Когда к г‑же де Фонтанен вернулась способность улыбаться, она наклонилась к Николь:
— Моя дорогая, я тебя поняла, я уважаю твоё решение и обещаю тебе помочь. Но на первых порах поживи здесь у нас, тебе нужен отдых.
Она сказала «отдых», а взгляд говорил — «любовь». Николь это поняла, но не позволила себе растрогаться.
— Я буду работать, я не хочу никому быть в тягость.
— А если мама вернётся за тобой?
Ясный взгляд потемнел и сделался на удивление жёстким.
— Ну уж нет, ни за что! — хрипло выговорила она.
Госпожа де Фонтанен притворилась, что не слышит. Она сказала только:
— Я бы с радостью оставила тебя здесь… навсегда.
Девушка встала, пошатнулась и вдруг, соскользнув на пол, положила голову тётке на колени. Г‑жа де Фонтанен гладила её по щеке и думала о том, что нужно коснуться ещё некоторых вопросов.
— Ты насмотрелась, моя девочка, такого, чего в твоём возрасте видеть не следует… — решилась она наконец.
Николь хотела выпрямиться, но тётка ей не дала. Она не хотела, чтобы та увидела, как она покраснела. Прижимая лоб девочки к своему колену и рассеянно наматывая на палец светлую прядь, она подыскивала слова:
— Ты уже о многом догадываешься… О таком, что должно оставаться… тайным… Понимаешь меня?
Она наклонилась к Николь и заглянула ей в глаза; там вспыхнули искры.
— О тётя Тереза, вы можете быть спокойны… Никому… Никому! Всё равно бы никто не понял, все стали бы маму обвинять.

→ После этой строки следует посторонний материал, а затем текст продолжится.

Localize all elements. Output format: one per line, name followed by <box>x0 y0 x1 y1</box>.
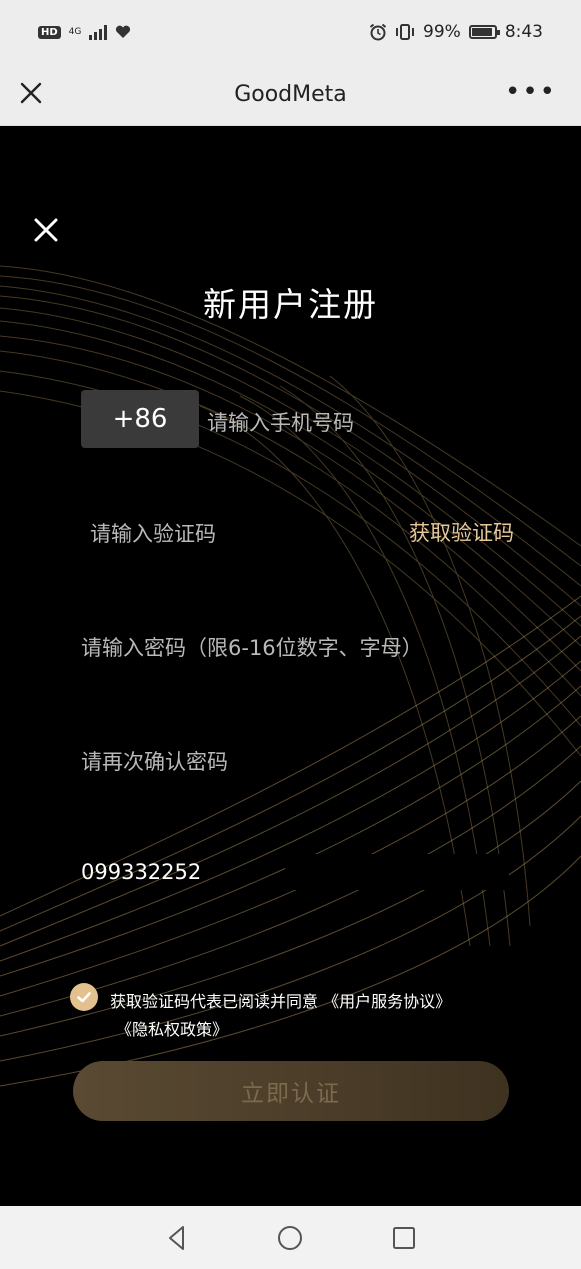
dialog-close-icon[interactable] <box>30 214 62 246</box>
status-right: 99% 8:43 <box>369 22 543 42</box>
verification-code-input[interactable]: 请输入验证码 <box>90 518 216 548</box>
close-icon[interactable] <box>16 78 46 108</box>
hd-badge: HD <box>38 25 61 39</box>
invite-code-input[interactable]: 099332252 <box>81 860 201 884</box>
agreement-text: 获取验证码代表已阅读并同意 《用户服务协议》 《隐私权政策》 <box>110 988 510 1044</box>
signal-icon <box>89 24 108 40</box>
agreement-checkbox[interactable] <box>70 983 98 1011</box>
phone-input[interactable]: 请输入手机号码 <box>207 407 354 437</box>
recents-icon[interactable] <box>389 1223 419 1253</box>
network-label: 4G <box>68 27 82 37</box>
page-title: 新用户注册 <box>203 285 378 324</box>
redaction-bar <box>285 854 509 890</box>
privacy-policy-link[interactable]: 《隐私权政策》 <box>110 1016 510 1044</box>
clock: 8:43 <box>504 22 543 42</box>
system-nav-bar <box>0 1206 581 1269</box>
battery-percent: 99% <box>423 22 461 42</box>
home-icon[interactable] <box>275 1223 305 1253</box>
back-icon[interactable] <box>162 1223 192 1253</box>
confirm-password-input[interactable]: 请再次确认密码 <box>81 746 228 776</box>
password-input[interactable]: 请输入密码（限6-16位数字、字母） <box>81 632 423 662</box>
heart-icon <box>116 25 131 38</box>
battery-icon <box>468 25 500 39</box>
country-code-selector[interactable]: +86 <box>81 390 199 448</box>
status-bar: HD 4G 99% 8:43 <box>0 0 581 64</box>
submit-button[interactable]: 立即认证 <box>73 1061 509 1121</box>
register-screen: 新用户注册 +86 请输入手机号码 请输入验证码 获取验证码 请输入密码（限6-… <box>0 126 581 1206</box>
agreement-line1[interactable]: 获取验证码代表已阅读并同意 《用户服务协议》 <box>110 992 451 1011</box>
title-bar: GoodMeta ••• <box>0 64 581 126</box>
app-title: GoodMeta <box>234 82 347 107</box>
vibrate-icon <box>396 24 415 40</box>
more-menu-icon[interactable]: ••• <box>505 79 557 105</box>
get-code-button[interactable]: 获取验证码 <box>409 517 514 547</box>
status-left: HD 4G <box>38 24 131 40</box>
alarm-icon <box>369 23 387 41</box>
checkmark-icon <box>77 992 91 1003</box>
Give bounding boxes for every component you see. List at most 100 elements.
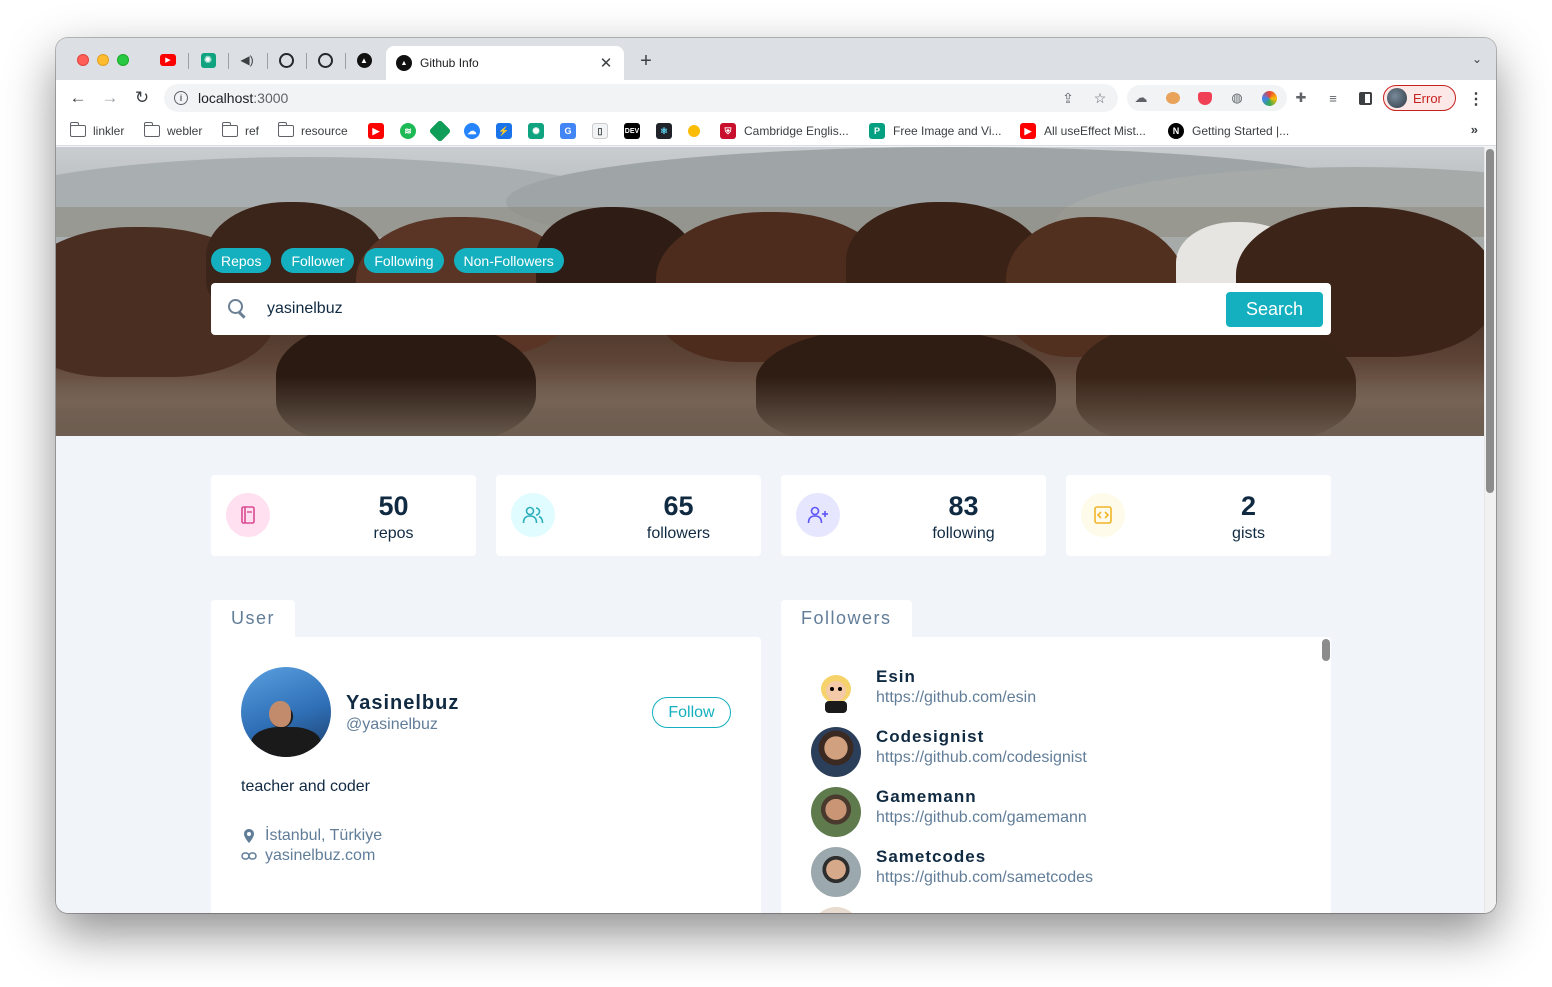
back-arrow-icon[interactable]: ← <box>66 86 90 110</box>
bookmark-folder[interactable]: linkler <box>69 122 124 140</box>
vercel-icon: ▲ <box>396 55 412 71</box>
vercel-icon: ▲ <box>356 52 372 68</box>
user-name: Yasinelbuz <box>346 692 460 714</box>
followers-list: Esin https://github.com/esin Codesignist… <box>781 637 1331 913</box>
translate-icon: G <box>560 123 576 139</box>
users-icon <box>511 493 555 537</box>
pinned-tab-github-2[interactable] <box>317 52 333 68</box>
tab-strip: ▶ ✺ ◀) ▲ ▲ Github Info ✕ + ⌄ <box>56 38 1496 80</box>
site-info-icon[interactable]: i <box>174 91 188 105</box>
bookmark-folder[interactable]: ref <box>221 122 259 140</box>
follower-link[interactable]: https://github.com/gamemann <box>876 809 1087 827</box>
bookmark-folder[interactable]: resource <box>277 122 348 140</box>
bookmark-label: resource <box>301 124 348 138</box>
profile-button[interactable]: Error <box>1383 85 1456 111</box>
search-button[interactable]: Search <box>1226 291 1323 327</box>
bookmark-bolt[interactable]: ⚡ <box>496 122 520 140</box>
zoom-window-button[interactable] <box>117 54 129 66</box>
minimize-window-button[interactable] <box>97 54 109 66</box>
browser-menu-icon[interactable]: ⋮ <box>1468 89 1484 109</box>
folder-icon <box>69 122 86 137</box>
bookmark-label: All useEffect Mist... <box>1044 124 1146 138</box>
stat-value: 65 <box>663 491 694 521</box>
stat-card-repos: 50 repos <box>211 475 476 556</box>
bookmark-cloud[interactable]: ☁ <box>464 122 488 140</box>
followers-scrollbar[interactable] <box>1321 637 1331 913</box>
follower-link[interactable]: https://github.com/esin <box>876 689 1036 707</box>
bookmark-star-icon[interactable]: ☆ <box>1092 90 1108 106</box>
pinned-tab-vercel[interactable]: ▲ <box>356 52 372 68</box>
page-viewport: Repos Follower Following Non-Followers S… <box>56 147 1496 913</box>
list-item[interactable]: Codesignist https://github.com/codesigni… <box>811 727 1291 779</box>
pocket-icon[interactable] <box>1196 89 1214 107</box>
user-card-tab: User <box>211 600 296 637</box>
react-icon: ⚛ <box>656 123 672 139</box>
close-tab-icon[interactable]: ✕ <box>598 54 614 72</box>
website-link[interactable]: yasinelbuz.com <box>265 847 375 865</box>
more-bookmarks-icon[interactable]: » <box>1471 122 1478 137</box>
stat-label: following <box>932 525 995 542</box>
list-item[interactable]: Gamemann https://github.com/gamemann <box>811 787 1291 839</box>
pinned-tab-github[interactable] <box>278 52 294 68</box>
search-bar: Search <box>211 283 1331 335</box>
bookmark-youtube[interactable]: ▶ <box>368 122 392 140</box>
address-bar[interactable]: i localhost:3000 <box>164 84 1118 112</box>
bookmark-react[interactable]: ⚛ <box>656 122 680 140</box>
new-tab-button[interactable]: + <box>636 50 656 73</box>
link-icon <box>241 851 257 861</box>
tab-github-info[interactable]: ▲ Github Info ✕ <box>386 46 624 80</box>
bookmark-folder[interactable]: webler <box>143 122 202 140</box>
search-input[interactable] <box>267 300 1226 318</box>
pinned-tab-chatgpt[interactable]: ✺ <box>200 52 216 68</box>
list-item[interactable]: Sametcodes https://github.com/sametcodes <box>811 847 1291 899</box>
extension-circle-icon[interactable]: ◍ <box>1228 89 1246 107</box>
reload-icon[interactable]: ↻ <box>130 86 154 110</box>
extensions-puzzle-icon[interactable]: ✚ <box>1292 89 1310 107</box>
color-picker-icon[interactable] <box>1260 89 1278 107</box>
close-window-button[interactable] <box>77 54 89 66</box>
bookmark-useeffect[interactable]: ▶ All useEffect Mist... <box>1020 122 1146 140</box>
share-icon[interactable]: ⇪ <box>1060 90 1076 106</box>
bookmark-cambridge[interactable]: ⛨ Cambridge Englis... <box>720 122 849 140</box>
followers-card-tab: Followers <box>781 600 912 637</box>
chip-non-followers[interactable]: Non-Followers <box>453 248 564 273</box>
bookmark-dev[interactable]: DEV <box>624 122 648 140</box>
list-item[interactable] <box>811 907 1291 913</box>
bookmark-translate[interactable]: G <box>560 122 584 140</box>
bookmark-doc[interactable]: ▯ <box>592 122 616 140</box>
pinned-tab-youtube[interactable]: ▶ <box>160 52 176 68</box>
bookmark-chatgpt[interactable]: ✺ <box>528 122 552 140</box>
repo-book-icon <box>226 493 270 537</box>
follower-name: Gamemann <box>876 787 977 806</box>
bookmark-spotify[interactable]: ≋ <box>400 122 424 140</box>
chip-repos[interactable]: Repos <box>211 248 272 273</box>
pinned-tab-audio[interactable]: ◀) <box>239 52 255 68</box>
hero-banner: Repos Follower Following Non-Followers S… <box>56 147 1484 436</box>
list-item[interactable]: Esin https://github.com/esin <box>811 667 1291 719</box>
profile-error-label: Error <box>1413 90 1442 106</box>
user-website[interactable]: yasinelbuz.com <box>241 847 375 865</box>
side-panel-icon[interactable] <box>1356 89 1374 107</box>
follower-link[interactable]: https://github.com/codesignist <box>876 749 1087 767</box>
follower-link[interactable]: https://github.com/sametcodes <box>876 869 1093 887</box>
chip-follower[interactable]: Follower <box>281 248 355 273</box>
forward-arrow-icon[interactable]: → <box>98 86 122 110</box>
bookmark-dot[interactable] <box>688 122 708 140</box>
follow-button[interactable]: Follow <box>652 697 731 728</box>
page-scrollbar-thumb[interactable] <box>1486 149 1494 493</box>
page-scrollbar[interactable] <box>1484 147 1496 913</box>
dev-icon: DEV <box>624 123 640 139</box>
bookmark-getting-started[interactable]: N Getting Started |... <box>1168 122 1289 140</box>
bookmark-free-image[interactable]: P Free Image and Vi... <box>869 122 1002 140</box>
reading-list-icon[interactable]: ≡ <box>1324 89 1342 107</box>
spotify-icon: ≋ <box>400 123 416 139</box>
stat-label: followers <box>646 525 711 542</box>
stat-value: 50 <box>378 491 409 521</box>
chevron-down-icon[interactable]: ⌄ <box>1472 52 1482 66</box>
extension-face-icon[interactable] <box>1164 89 1182 107</box>
bookmark-site[interactable] <box>428 119 456 143</box>
chip-following[interactable]: Following <box>364 248 444 273</box>
diamond-icon <box>428 119 452 143</box>
cloud-icon[interactable]: ☁ <box>1132 89 1150 107</box>
chatgpt-icon: ✺ <box>528 123 544 139</box>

Она хотела скрыть от людей поведение матери — почти так же, как г‑жа де Фонтанен пыталась скрывать поведение Жерома от своих детей. Они неожиданно становились сообщниками. Это стало ясно, когда Николь, на мгновенье задумавшись, подняла к ней оживившееся лицо:
— Послушайте, тётя Тереза. Вот что мы должны им сказать: маме пришлось самой зарабатывать себе на жизнь, и она нашла выгодное место за границей. В Англии, например… Такое место, что неудобно было взять меня с собой… Погодите… ну, скажем, место учительницы. — И прибавила с детской улыбкой: — А раз мама уехала, никто не удивится, что я такая грустная, правда?
VII
Старый франт снизу выехал пятнадцатого апреля.
Утром шестнадцатого мадемуазель де Вез, предшествуемая двумя горничными, консьержкой г‑жой Фрюлинг и подсобным рабочим, вступила во владение холостяцкой квартирой. Старый франт стяжал себе в доме не слишком добрую славу, и Мадемуазель, стягивая на груди чёрную шерстяную накидку, до тех пор не переступала порога, пока не были распахнуты настежь все окна. И только тогда вошла она в прихожую, обежала, семеня, все комнаты, потом, не очень-то успокоенная беспорочной наготою стен, затеяла такую уборку, точно речь шла об изгнании нечистой силы.